Tú, madre de los dioses más jóvenes, madre nuestra que desde antaño te trajeron mis padres a este Valle, sácame de aquí, devuélveme a mi prosperidad, a mí mismo, al que quiero ser y fui, y no al esclavo que soy.


Estoy sentado en una cómoda y añeja silla, mirando el paisaje. Es de día, hay una calle, casas, se oye música que viene de lejos. Aun mantengo en mí una cierta perplejidad, como aquel que en la vela tiene presente un vívido sueño.
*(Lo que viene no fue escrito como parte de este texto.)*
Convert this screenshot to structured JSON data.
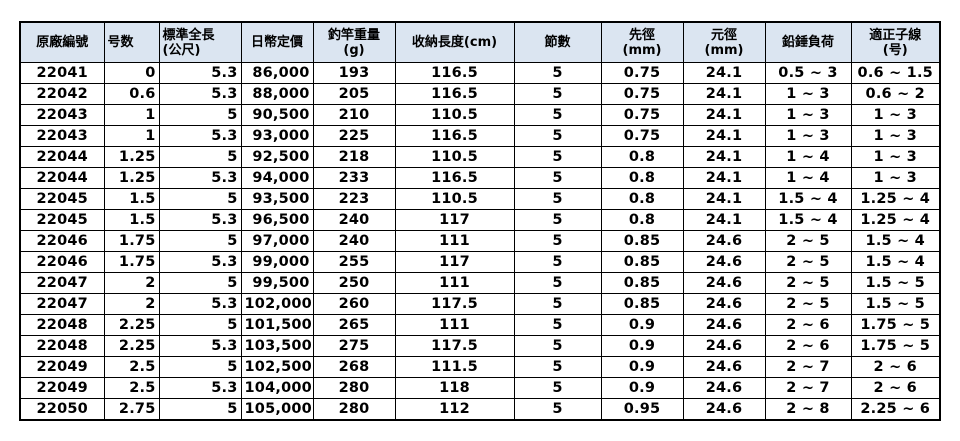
{
  "colors": {
    "header_bg": "#dbe5f1",
    "border": "#000000",
    "text": "#000000",
    "page_bg": "#ffffff"
  },
  "table": {
    "columns": [
      {
        "line1": "原廠編號",
        "line2": "",
        "header_align": "center",
        "cell_align": "center"
      },
      {
        "line1": "号数",
        "line2": "",
        "header_align": "left",
        "cell_align": "right"
      },
      {
        "line1": "標準全長",
        "line2": "(公尺)",
        "header_align": "left",
        "cell_align": "right"
      },
      {
        "line1": "日幣定價",
        "line2": "",
        "header_align": "center",
        "cell_align": "right"
      },
      {
        "line1": "釣竿重量",
        "line2": "(g)",
        "header_align": "center",
        "cell_align": "center"
      },
      {
        "line1": "收納長度(cm)",
        "line2": "",
        "header_align": "center",
        "cell_align": "center"
      },
      {
        "line1": "節數",
        "line2": "",
        "header_align": "center",
        "cell_align": "center"
      },
      {
        "line1": "先徑",
        "line2": "(mm)",
        "header_align": "center",
        "cell_align": "center"
      },
      {
        "line1": "元徑",
        "line2": "(mm)",
        "header_align": "center",
        "cell_align": "center"
      },
      {
        "line1": "鉛錘負荷",
        "line2": "",
        "header_align": "center",
        "cell_align": "center"
      },
      {
        "line1": "適正子線",
        "line2": "(号)",
        "header_align": "center",
        "cell_align": "center"
      }
    ],
    "rows": [
      [
        "22041",
        "0",
        "5.3",
        "86,000",
        "193",
        "116.5",
        "5",
        "0.75",
        "24.1",
        "0.5 ~ 3",
        "0.6 ~ 1.5"
      ],
      [
        "22042",
        "0.6",
        "5.3",
        "88,000",
        "205",
        "116.5",
        "5",
        "0.75",
        "24.1",
        "1 ~ 3",
        "0.6 ~ 2"
      ],
      [
        "22043",
        "1",
        "5",
        "90,500",
        "210",
        "110.5",
        "5",
        "0.75",
        "24.1",
        "1 ~ 3",
        "1 ~ 3"
      ],
      [
        "22043",
        "1",
        "5.3",
        "93,000",
        "225",
        "116.5",
        "5",
        "0.75",
        "24.1",
        "1 ~ 3",
        "1 ~ 3"
      ],
      [
        "22044",
        "1.25",
        "5",
        "92,500",
        "218",
        "110.5",
        "5",
        "0.8",
        "24.1",
        "1 ~ 4",
        "1 ~ 3"
      ],
      [
        "22044",
        "1.25",
        "5.3",
        "94,000",
        "233",
        "116.5",
        "5",
        "0.8",
        "24.1",
        "1 ~ 4",
        "1 ~ 3"
      ],
      [
        "22045",
        "1.5",
        "5",
        "93,500",
        "223",
        "110.5",
        "5",
        "0.8",
        "24.1",
        "1.5 ~ 4",
        "1.25 ~ 4"
      ],
      [
        "22045",
        "1.5",
        "5.3",
        "96,500",
        "240",
        "117",
        "5",
        "0.8",
        "24.1",
        "1.5 ~ 4",
        "1.25 ~ 4"
      ],
      [
        "22046",
        "1.75",
        "5",
        "97,000",
        "240",
        "111",
        "5",
        "0.85",
        "24.6",
        "2 ~ 5",
        "1.5 ~ 4"
      ],
      [
        "22046",
        "1.75",
        "5.3",
        "99,000",
        "255",
        "117",
        "5",
        "0.85",
        "24.6",
        "2 ~ 5",
        "1.5 ~ 4"
      ],
      [
        "22047",
        "2",
        "5",
        "99,500",
        "250",
        "111",
        "5",
        "0.85",
        "24.6",
        "2 ~ 5",
        "1.5 ~ 5"
      ],
      [
        "22047",
        "2",
        "5.3",
        "102,000",
        "260",
        "117.5",
        "5",
        "0.85",
        "24.6",
        "2 ~ 5",
        "1.5 ~ 5"
      ],
      [
        "22048",
        "2.25",
        "5",
        "101,500",
        "265",
        "111",
        "5",
        "0.9",
        "24.6",
        "2 ~ 6",
        "1.75 ~ 5"
      ],
      [
        "22048",
        "2.25",
        "5.3",
        "103,500",
        "275",
        "117.5",
        "5",
        "0.9",
        "24.6",
        "2 ~ 6",
        "1.75 ~ 5"
      ],
      [
        "22049",
        "2.5",
        "5",
        "102,500",
        "268",
        "111.5",
        "5",
        "0.9",
        "24.6",
        "2 ~ 7",
        "2 ~ 6"
      ],
      [
        "22049",
        "2.5",
        "5.3",
        "104,000",
        "280",
        "118",
        "5",
        "0.9",
        "24.6",
        "2 ~ 7",
        "2 ~ 6"
      ],
      [
        "22050",
        "2.75",
        "5",
        "105,000",
        "280",
        "112",
        "5",
        "0.95",
        "24.6",
        "2 ~ 8",
        "2.25 ~ 6"
      ]
    ]
  }
}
Nadie imaginaría que ese extranjero con aire despreocupado que mira la calle desde la fresca sombra, es un hombre que ha penetrado tan profundamente en el arcano, en las entrañas mismas de Agrigento.


Es que un artista puede. Si vence al espacio, al tiempo, a la soledad y a la muerte, es un artista. O es simplemente un hombre que ama.


En ese momento, acaso como un viaje ya escrito que acontecía en un futuro que para mí era hoy, pasó caminando María. Me sonrió y prosiguió su camino. La miré y noté que se daba vuelta y me miraba.


Sentí satisfacción con esto. Me alegró que haya reparado en mí.


Sólo que no puedo saber cuándo la he conocido.

SINFONÍA EN AZUL




Metáforas, analogías, parecidos… no me atrevo a decir que es fácil encontrarlas. Pero sí digo que no resulta una tarea difícil, las más de las veces.


Señor de traje opaco, pero no negro, aclaremos, de gesto adusto, vida rutinaria, que trabaja en una oficina, privada o estatal, da lo mismo, y que sólo se ríe a veces, cuando se mofan de un ser más minúsculo que él, no puede considerarse menos que un ser gris.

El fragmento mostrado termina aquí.